Remove Quotes and Commas from a String in MySQL - mysql

I'm importing some data from a CSV file, and numbers that are larger than 1000 get turned into 1,100 etc.
What's a good way to remove both the quotes and the comma from this so I can put it into an int field?
Edit:
The data is actually already in a MySQL table, so I need to be able to this using SQL. Sorry for the mixup.

My guess here is that because the data was able to import that the field is actually a varchar or some character field, because importing to a numeric field might have failed.
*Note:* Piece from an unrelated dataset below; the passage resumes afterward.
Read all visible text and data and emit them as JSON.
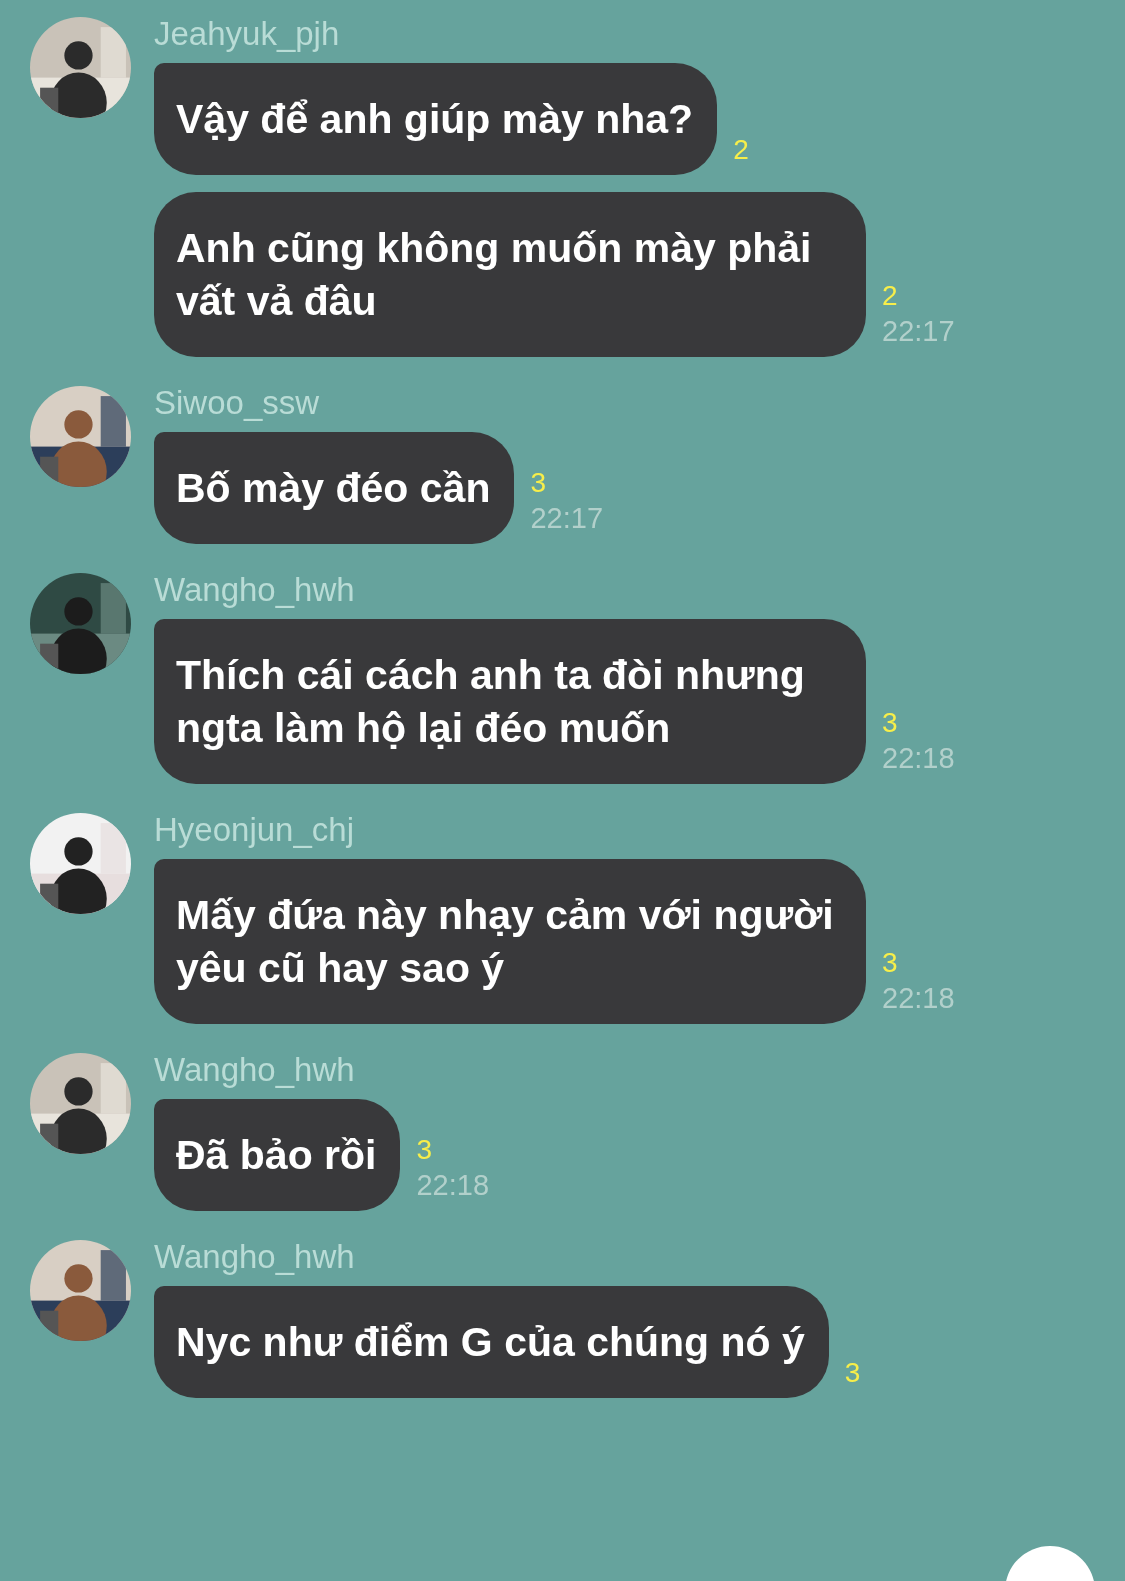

Here was a test case I ran purely a MySQL, SQL solution.
The table is just a single column (alpha) that is a varchar.
mysql> desc t;
+-------+-------------+------+-----+---------+-------+
| Field | Type | Null | Key | Default | Extra |
+-------+-------------+------+-----+---------+-------+
| alpha | varchar(15) | YES | | NULL | |
+-------+-------------+------+-----+---------+-------+
Add a record
mysql> insert into t values('"1,000,000"');
Query OK, 1 row affected (0.00 sec)
mysql> select * from t;
+-------------+
| alpha |
+-------------+
| "1,000,000" |
+-------------+
Update statement.
mysql> update t set alpha = replace( replace(alpha, ',', ''), '"', '' );
Query OK, 1 row affected (0.00 sec)
Rows matched: 1 Changed: 1 Warnings: 0
mysql> select * from t;
+---------+
| alpha |
+---------+
| 1000000 |
+---------+
So in the end the statement I used was:
UPDATE table
SET field_name = replace( replace(field_name, ',', ''), '"', '' );
I looked at the MySQL Documentation and it didn't look like I could do the regular expressions find and replace. Although you could, like Eldila, use a regular expression for a find and then an alternative solution for replace.
Also be careful with s/"(\d+),(\d+)"/$1$2/ because what if the number has more then just a single comma, for instance "1,000,000" you're going to want to do a global replace (in perl that is s///g). But even with a global replace the replacement starts where you last left off (unless perl is different), and would miss the every other comma separated group. A possible solution would be to make the first (\d+) optional like so s/(\d+)?,(\d+)/$1$2/g and in this case I would need a second find and replace to strip the quotes.
Here are some ruby examples of the regular expressions acting on just the string "1,000,000", notice there are NOT double quote inside the string, this is just a string of the number itself.
>> "1,000,000".sub( /(\d+),(\d+)/, '\1\2' )
# => "1000,000"
>> "1,000,000".gsub( /(\d+),(\d+)/, '\1\2' )
# => "1000,000"
>> "1,000,000".gsub( /(\d+)?,(\d+)/, '\1\2' )
# => "1000000"
>> "1,000,000".gsub( /[,"]/, '' )
# => "1000000"
>> "1,000,000".gsub( /[^0-9]/, '' )
# => "1000000"

Here is a good case for regular expressions. You can run a find and replace on the data either before you import (easier) or later on if the SQL import accepted those characters (not nearly as easy). But in either case, you have any number of methods to do a find and replace, be it editors, scripting languages, GUI programs, etc. Remember that you're going to want to find and replace all of the bad characters.
A typical regular expression to find the comma and quotes (assuming just double quotes) is: (Blacklist)
/[,"]/
Or, if you find something might change in the future, this regular expression, matches anything except a number or decimal point. (Whitelist)
/[^0-9\.]/
What has been discussed by the people above is that we don't know all of the data in your CSV file. It sounds like you want to remove the commas and quotes from all of the numbers in the CSV file. But because we don't know what else is in the CSV file we want to make sure that we don't corrupt other data. Just blindly doing a find/replace could affect other portions of the file.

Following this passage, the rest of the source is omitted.